House Speaker Robert DeLeo, who five months ago said the T was in “crisis,” recently indicated his willingness to set aside that supplemental transit funding and all other discretionary spending from the must-pass legislation. In addition to shoring up accounts that have fallen into deficiency, the competing spending bills passed by the House and Senate would also carve up the roughly $1 billion surplus, and finally close the books on fiscal 2019.

“The House is willing to pass a budget that would include no discretionary funding,” DeLeo wrote to Baker administration officials in a letter Monday that was reported on by the State House News Service. “We stand ready to include only the spending necessary to ensure that no account would end FY19 in deficiency and time sensitive policy sections.”

The House and Senate have been at loggerheads over the legislation, and as negotiations have extended beyond the last roll call of 2019, legislative leaders have squandered some of their control over any bill. The speaker’s letter was sent to administration officials, not Senate President Karen Spilka, who is his counterpart in crafting a bill to send to the governor’s desk. No Senate proposals have been made public the way DeLeo’s offer was, but Spilka said that she has also put something on the table.

“We are awaiting a response to compromise proposals we sent last week,” Spilka said in a statement. “I don’t believe that spending is the issue or that spending cuts are the answer, but we’re confident that we can resolve this.”

In his letter Monday, the speaker said additional discretionary spending could be revisited “later in the session,” while the “focus at this late date needs to be on paying the Commonwealth’s bills in order to close the books of FY19.”

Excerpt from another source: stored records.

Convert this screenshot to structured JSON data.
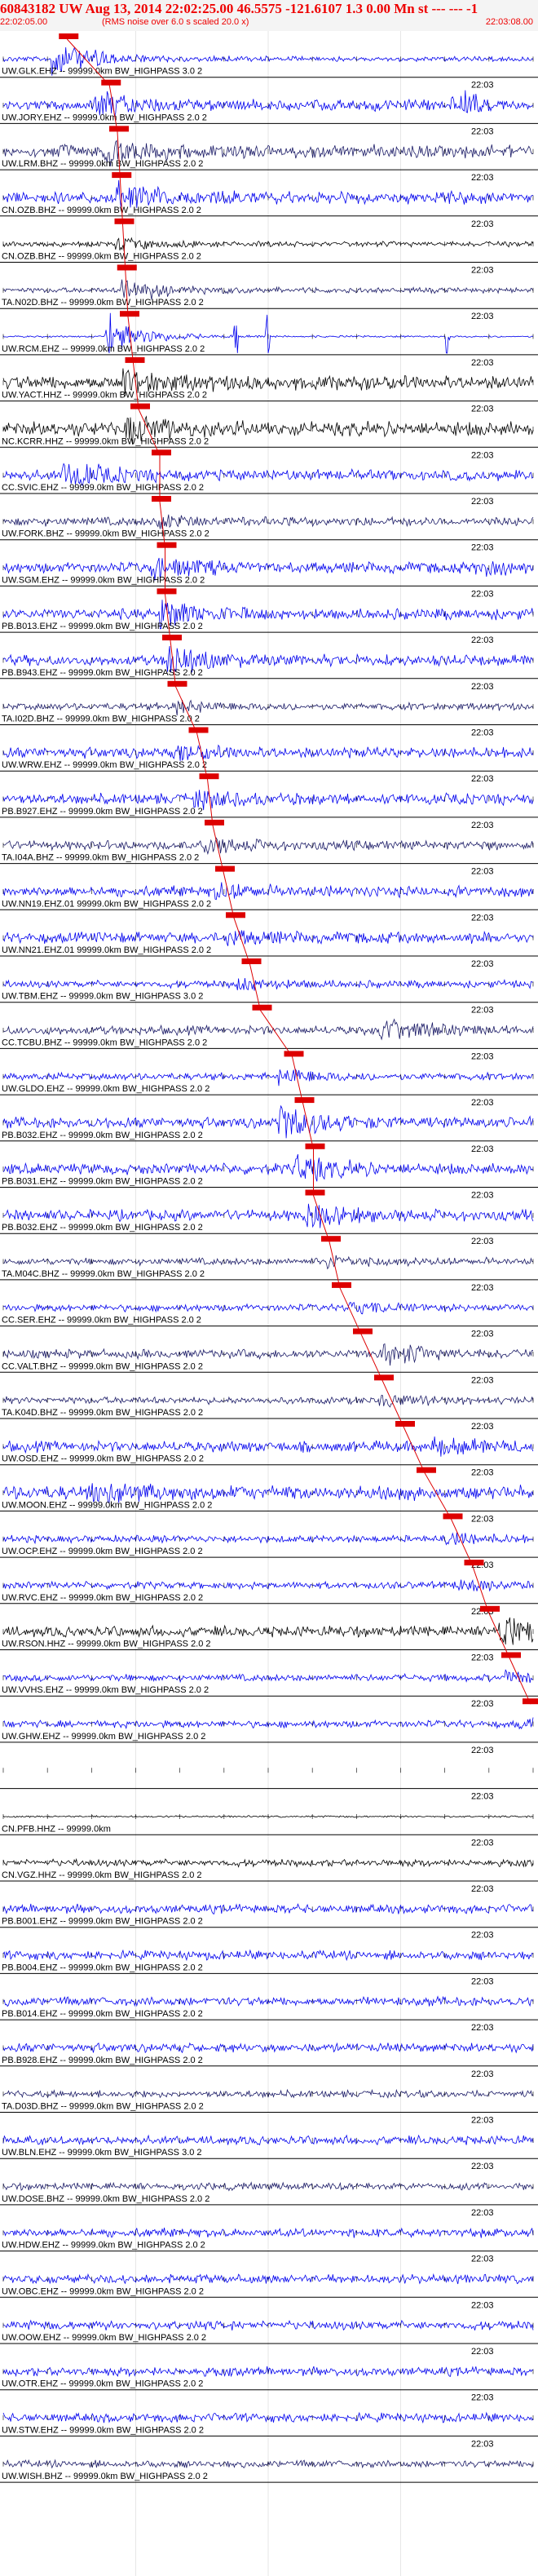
{
  "header": {
    "title": "60843182 UW Aug 13, 2014 22:02:25.00   46.5575 -121.6107  1.3 0.00 Mn st --- --- -1",
    "subtitle": "(RMS noise over 6.0 s scaled 20.0 x)",
    "start_time": "22:02:05.00",
    "end_time": "22:03:08.00"
  },
  "colors": {
    "header": "#ee0000",
    "pick": "#dd0000",
    "black": "#000000",
    "blue": "#0000ee",
    "navy": "#1a1a66"
  },
  "marker_label": "22:03",
  "traces": [
    {
      "label": "UW.GLK.EHZ -- 99999.0km BW_HIGHPASS  3.0  2",
      "color": "blue",
      "amp": 3,
      "event": 0.1,
      "evAmp": 20,
      "pick": 0.105
    },
    {
      "label": "UW.JORY.EHZ -- 99999.0km BW_HIGHPASS  2.0  2",
      "color": "blue",
      "amp": 6,
      "event": 0.18,
      "evAmp": 14,
      "pick": 0.185,
      "burst": 0.88
    },
    {
      "label": "UW.LRM.BHZ -- 99999.0km BW_HIGHPASS  2.0  2",
      "color": "navy",
      "amp": 7,
      "event": 0.2,
      "evAmp": 12,
      "pick": 0.2
    },
    {
      "label": "CN.OZB.BHZ -- 99999.0km BW_HIGHPASS  2.0  2",
      "color": "blue",
      "amp": 7,
      "event": 0.22,
      "evAmp": 13,
      "pick": 0.205
    },
    {
      "label": "CN.OZB.BHZ -- 99999.0km BW_HIGHPASS  2.0  2",
      "color": "black",
      "amp": 3,
      "event": 0.22,
      "evAmp": 6,
      "pick": 0.21
    },
    {
      "label": "TA.N02D.BHZ -- 99999.0km BW_HIGHPASS  2.0  2",
      "color": "navy",
      "amp": 3,
      "event": 0.23,
      "evAmp": 14,
      "pick": 0.215
    },
    {
      "label": "UW.RCM.EHZ -- 99999.0km BW_HIGHPASS  2.0  2",
      "color": "blue",
      "amp": 1,
      "event": 0.2,
      "evAmp": 20,
      "pick": 0.22,
      "spikes": [
        0.2,
        0.44,
        0.5,
        0.84
      ]
    },
    {
      "label": "UW.YACT.HHZ -- 99999.0km BW_HIGHPASS  2.0  2",
      "color": "black",
      "amp": 8,
      "event": 0.23,
      "evAmp": 10,
      "pick": 0.23
    },
    {
      "label": "NC.KCRR.HHZ -- 99999.0km BW_HIGHPASS  2.0  2",
      "color": "black",
      "amp": 8,
      "event": 0.24,
      "evAmp": 12,
      "pick": 0.24
    },
    {
      "label": "CC.SVIC.EHZ -- 99999.0km BW_HIGHPASS  2.0  2",
      "color": "blue",
      "amp": 6,
      "event": 0.12,
      "evAmp": 14,
      "pick": 0.28
    },
    {
      "label": "UW.FORK.BHZ -- 99999.0km BW_HIGHPASS  2.0  2",
      "color": "navy",
      "amp": 5,
      "event": 0.3,
      "evAmp": 6,
      "pick": 0.28
    },
    {
      "label": "UW.SGM.EHZ -- 99999.0km BW_HIGHPASS  2.0  2",
      "color": "blue",
      "amp": 6,
      "event": 0.29,
      "evAmp": 12,
      "pick": 0.29,
      "burst": 0.92
    },
    {
      "label": "PB.B013.EHZ -- 99999.0km BW_HIGHPASS  2.0  2",
      "color": "blue",
      "amp": 6,
      "event": 0.3,
      "evAmp": 16,
      "pick": 0.29
    },
    {
      "label": "PB.B943.EHZ -- 99999.0km BW_HIGHPASS  2.0  2",
      "color": "blue",
      "amp": 6,
      "event": 0.32,
      "evAmp": 16,
      "pick": 0.3
    },
    {
      "label": "TA.I02D.BHZ -- 99999.0km BW_HIGHPASS  2.0  2",
      "color": "navy",
      "amp": 4,
      "event": 0.33,
      "evAmp": 6,
      "pick": 0.31
    },
    {
      "label": "UW.WRW.EHZ -- 99999.0km BW_HIGHPASS  2.0  2",
      "color": "blue",
      "amp": 6,
      "event": 0.34,
      "evAmp": 6,
      "pick": 0.35
    },
    {
      "label": "PB.B927.EHZ -- 99999.0km BW_HIGHPASS  2.0  2",
      "color": "blue",
      "amp": 6,
      "event": 0.37,
      "evAmp": 9,
      "pick": 0.37
    },
    {
      "label": "TA.I04A.BHZ -- 99999.0km BW_HIGHPASS  2.0  2",
      "color": "navy",
      "amp": 5,
      "event": 0.39,
      "evAmp": 8,
      "pick": 0.38
    },
    {
      "label": "UW.NN19.EHZ.01 99999.0km BW_HIGHPASS  2.0  2",
      "color": "blue",
      "amp": 6,
      "event": 0.41,
      "evAmp": 6,
      "pick": 0.4
    },
    {
      "label": "UW.NN21.EHZ.01 99999.0km BW_HIGHPASS  2.0  2",
      "color": "blue",
      "amp": 6,
      "event": 0.43,
      "evAmp": 6,
      "pick": 0.42
    },
    {
      "label": "UW.TBM.EHZ -- 99999.0km BW_HIGHPASS  3.0  2",
      "color": "blue",
      "amp": 4,
      "event": 0.45,
      "evAmp": 6,
      "pick": 0.45
    },
    {
      "label": "CC.TCBU.BHZ -- 99999.0km BW_HIGHPASS  2.0  2",
      "color": "navy",
      "amp": 5,
      "event": 0.72,
      "evAmp": 12,
      "pick": 0.47
    },
    {
      "label": "UW.GLDO.EHZ -- 99999.0km BW_HIGHPASS  2.0  2",
      "color": "blue",
      "amp": 4,
      "event": 0.53,
      "evAmp": 8,
      "pick": 0.53
    },
    {
      "label": "PB.B032.EHZ -- 99999.0km BW_HIGHPASS  2.0  2",
      "color": "blue",
      "amp": 6,
      "event": 0.53,
      "evAmp": 18,
      "pick": 0.55
    },
    {
      "label": "PB.B031.EHZ -- 99999.0km BW_HIGHPASS  2.0  2",
      "color": "blue",
      "amp": 6,
      "event": 0.56,
      "evAmp": 14,
      "pick": 0.57
    },
    {
      "label": "PB.B032.EHZ -- 99999.0km BW_HIGHPASS  2.0  2",
      "color": "blue",
      "amp": 6,
      "event": 0.58,
      "evAmp": 12,
      "pick": 0.57
    },
    {
      "label": "TA.M04C.BHZ -- 99999.0km BW_HIGHPASS  2.0  2",
      "color": "navy",
      "amp": 4,
      "event": 0.62,
      "evAmp": 6,
      "pick": 0.6
    },
    {
      "label": "CC.SER.EHZ -- 99999.0km BW_HIGHPASS  2.0  2",
      "color": "blue",
      "amp": 4,
      "event": 0.66,
      "evAmp": 6,
      "pick": 0.62
    },
    {
      "label": "CC.VALT.BHZ -- 99999.0km BW_HIGHPASS  2.0  2",
      "color": "navy",
      "amp": 5,
      "event": 0.72,
      "evAmp": 12,
      "pick": 0.66
    },
    {
      "label": "TA.K04D.BHZ -- 99999.0km BW_HIGHPASS  2.0  2",
      "color": "navy",
      "amp": 4,
      "event": 0.72,
      "evAmp": 6,
      "pick": 0.7
    },
    {
      "label": "UW.OSD.EHZ -- 99999.0km BW_HIGHPASS  2.0  2",
      "color": "blue",
      "amp": 6,
      "event": 0.82,
      "evAmp": 8,
      "pick": 0.74
    },
    {
      "label": "UW.MOON.EHZ -- 99999.0km BW_HIGHPASS  2.0  2",
      "color": "blue",
      "amp": 8,
      "event": 0.17,
      "evAmp": 10,
      "pick": 0.78
    },
    {
      "label": "UW.OCP.EHZ -- 99999.0km BW_HIGHPASS  2.0  2",
      "color": "blue",
      "amp": 4,
      "event": 0.84,
      "evAmp": 6,
      "pick": 0.83
    },
    {
      "label": "UW.RVC.EHZ -- 99999.0km BW_HIGHPASS  2.0  2",
      "color": "blue",
      "amp": 4,
      "event": 0.87,
      "evAmp": 6,
      "pick": 0.87
    },
    {
      "label": "UW.RSON.HHZ -- 99999.0km BW_HIGHPASS  2.0  2",
      "color": "black",
      "amp": 6,
      "event": 0.94,
      "evAmp": 18,
      "pick": 0.9
    },
    {
      "label": "UW.VVHS.EHZ -- 99999.0km BW_HIGHPASS  2.0  2",
      "color": "blue",
      "amp": 4,
      "event": 0.95,
      "evAmp": 6,
      "pick": 0.94
    },
    {
      "label": "UW.GHW.EHZ -- 99999.0km BW_HIGHPASS  2.0  2",
      "color": "blue",
      "amp": 4,
      "event": 0.98,
      "evAmp": 6,
      "pick": 0.98
    },
    {
      "label": "",
      "color": "blue",
      "amp": 0
    },
    {
      "label": "CN.PFB.HHZ -- 99999.0km",
      "color": "black",
      "amp": 1
    },
    {
      "label": "CN.VGZ.HHZ -- 99999.0km BW_HIGHPASS  2.0  2",
      "color": "black",
      "amp": 4
    },
    {
      "label": "PB.B001.EHZ -- 99999.0km BW_HIGHPASS  2.0  2",
      "color": "blue",
      "amp": 5
    },
    {
      "label": "PB.B004.EHZ -- 99999.0km BW_HIGHPASS  2.0  2",
      "color": "blue",
      "amp": 5
    },
    {
      "label": "PB.B014.EHZ -- 99999.0km BW_HIGHPASS  2.0  2",
      "color": "blue",
      "amp": 5
    },
    {
      "label": "PB.B928.EHZ -- 99999.0km BW_HIGHPASS  2.0  2",
      "color": "blue",
      "amp": 5
    },
    {
      "label": "TA.D03D.BHZ -- 99999.0km BW_HIGHPASS  2.0  2",
      "color": "navy",
      "amp": 4
    },
    {
      "label": "UW.BLN.EHZ -- 99999.0km BW_HIGHPASS  3.0  2",
      "color": "blue",
      "amp": 5
    },
    {
      "label": "UW.DOSE.BHZ -- 99999.0km BW_HIGHPASS  2.0  2",
      "color": "navy",
      "amp": 4
    },
    {
      "label": "UW.HDW.EHZ -- 99999.0km BW_HIGHPASS  2.0  2",
      "color": "blue",
      "amp": 5
    },
    {
      "label": "UW.OBC.EHZ -- 99999.0km BW_HIGHPASS  2.0  2",
      "color": "blue",
      "amp": 5
    },
    {
      "label": "UW.OOW.EHZ -- 99999.0km BW_HIGHPASS  2.0  2",
      "color": "blue",
      "amp": 5
    },
    {
      "label": "UW.OTR.EHZ -- 99999.0km BW_HIGHPASS  2.0  2",
      "color": "blue",
      "amp": 5
    },
    {
      "label": "UW.STW.EHZ -- 99999.0km BW_HIGHPASS  2.0  2",
      "color": "blue",
      "amp": 5
    },
    {
      "label": "UW.WISH.BHZ -- 99999.0km BW_HIGHPASS  2.0  2",
      "color": "navy",
      "amp": 4
    }
  ]
}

The deal proposed in DeLeo’s letter would leave unresolved one of the biggest disagreements between the two branches – the House’s proposal to provide some new tax relief to corporations. Under the 2017 federal corporate tax cut law, Massachusetts companies would face a stricter cap on the amount of deductions they can claim on their debt service payments. The House provision would remove that federal cap, allowing some companies to deduct more from their tax liability. Proponents of the House provision contend that it would allow companies to avoid a tax hike while opponents describe it as a corporate tax break.

The deal the speaker described in his letter would also leave in limbo spending proposals on which the House and Senate both agree, including a bundle of cash for the state’s troubled transit agency. Both the House and the Senate agreed with Gov. Charlie Baker’s proposal to pour $50 million into the MBTA to help it make capital repairs. The only real difference between the House and Senate versions is the Senate proposal calls for some additional reporting requirements about the impacts of the additional funding.

DeLeo did not stop for questions in a State House hallway on Tuesday. His stance on the spending bill seems at odds with the urgency he expressed about the MBTA earlier this year.

After the governor first suggested another $50 million for a “flex force” at the MBTA in June, DeLeo said the transit agency is in crisis, and he would support a “more immediate infusion of funds, but only in the context of the larger debate – the long term funding of a strategic investment plan for the MBTA.”

Two weeks ago, DeLeo announced that the larger House debate about raising revenue to invest in transportation improvements would be pushed back to next year.

The T has a roughly $2 billion annual budget, and it’s unclear exactly how the $50 million would be spent, but the overall intention would be to support the T’s construction and repair program. In general, the T would use the funding for 200-plus employees across a variety of departments to work on both operating and capital projects, according to a T spokesperson.